Reflections on Mothering and Making Books


This post is part of celebrating Women’s History month with 31 days of posts focused on improving the climate for social and gender equality in the children’s and teens’ literature community. Join in the conversation on Twitter #kidlitwomen or on Facebook at

When I was pregnant with my first child, it never crossed my mind that I wouldn’t be able to parent and keep up with a publishing schedule, in the way I always have. I figured I had the perfect set up; I worked at home and could plan my life around my projects with ease. If I wanted to take a month off and do a yoga training, no problem! Plan a trip around a book festival, easy! I wasn’t getting massive advances or huge royalty checks, but I was working regularly and had so much flexibility. Why couldn’t I plan parenting around my work? I imagine everyone stumbles into parenthood with some measure of delusion, and this was mine.

Then my daughter arrived. And the waves of sleep deprivation, physical exhaustion, and consuming love for my child washed over me, all at once. I both couldn’t get enough of her and felt like I would collapse from the weight of her care. I kept looking for the moment when body and soul would return to a recognizable state. That didn’t happen, but at some point, when my feet started to feel some steadiness, I decided it was time to start working again.

Of course, I had immense privilege to be able to make this decision at all. So many mothers don’t get any maternity leave, even if they do it’s so very short— three months? Inhumane. As a freelancer, I didn’t get paid leave, but my partner was working steadily and I was able to get back to work slowly, which I am very grateful for.

But when the time came to write again it was an entirely new landscape. Exhaustion from nighttime wakings and longing for my daughter were constantly buzzing in my ear. I also found, strangely, that the creativity that her care demanded held a lot of space in my mind. It made the thread of creativity I needed to write harder to find. It was still there, of course, but I had to look more closely to see it. I wasn’t used to orbiting around two different worlds at the same time.

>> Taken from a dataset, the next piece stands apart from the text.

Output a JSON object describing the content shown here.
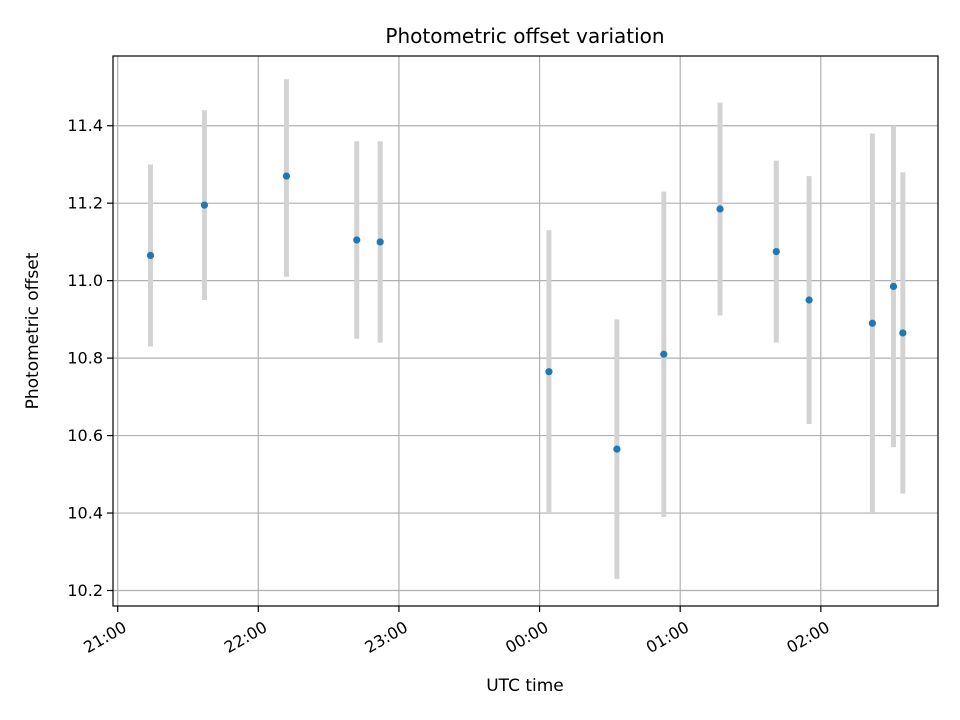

Still, the break from care-taking was a huge relief, and I treasured the hours I had to write, either while a sitter came, during naps, or after bedtime. It was a connection to my life before parenting took over, and helped me feel like me again. I chugged along, sold a couple projects, and started working around deadlines again. 

By the time my second child arrived, I had a precarious work schedule that more or less worked, thanks mainly to an incredible day care provider and a partner who gets up with the kids in the morning, so that I can work at night (both ways in which I am so very lucky). But of course, in the joy and chaos that ensued, life got turned upside down again. When my son was two months old, I found myself bouncing him in a carrier at my drafting table, trying not to wake him up as I painted illustrations that were long overdue. The months that followed were a blur of adrenaline, euphoria, and more exhaustion than I thought I could bear.

My son is nearly four now, and again my feet feel somewhat steady. Or maybe I’m better at navigating unsteadiness? But there are a few things that have become very clear to me, as a writer, an artist, and a mother:

“Having it all” isn’t a phrase that even makes sense to me anymore. I don’t know what that means. You can have many things, you can have a few things... something will always be in abundance and something will always be lacking. Right now I have healthy, beautiful children that I am deeply grateful for. I do not have personal space, time to myself, or a stack of contracts to work my way through.

The creativity required to parent should not be underestimated. It is never-ending problem solving, adapting, and learning to be flexible in ways you didn’t think you would need to be. This can be an asset to your work, it can also be a drain on your work.

The way I have to approach any goal now is in small pieces, one little bit at a time. I used to think the only way I could write or paint was in long stretches of uninterrupted time, but that’s no longer possible.

I need to constantly remind myself that all the work I do has value. We live in a culture where caring for children and a household is so invisible, and certainly not considered important. If it was, we would have lengthy paid parental leave and subsidized child care. I often wake up in a cold sweat, panicked that I’m not able to devote myself to my craft like a “real artist”. Then I repeat, slowly, until the panic passes, “The world has many books, my children only have one mother” (the last bit I borrowed from a friend). There will be time to produce more later. In the meantime I will trust that caring for them will help my craft in ways I can’t yet imagine.

I feel immensely better when I’m around other parents who are artists, and hear their stories. Parents, writers, illustrators, how are you balancing parenthood with your work? What is different than you thought it would be? What helps you stay rooted in both worlds? How has parenthood helped your work, how has work helped your parenting? If your children are grown, what did you do right in balancing it all? What would you have changed?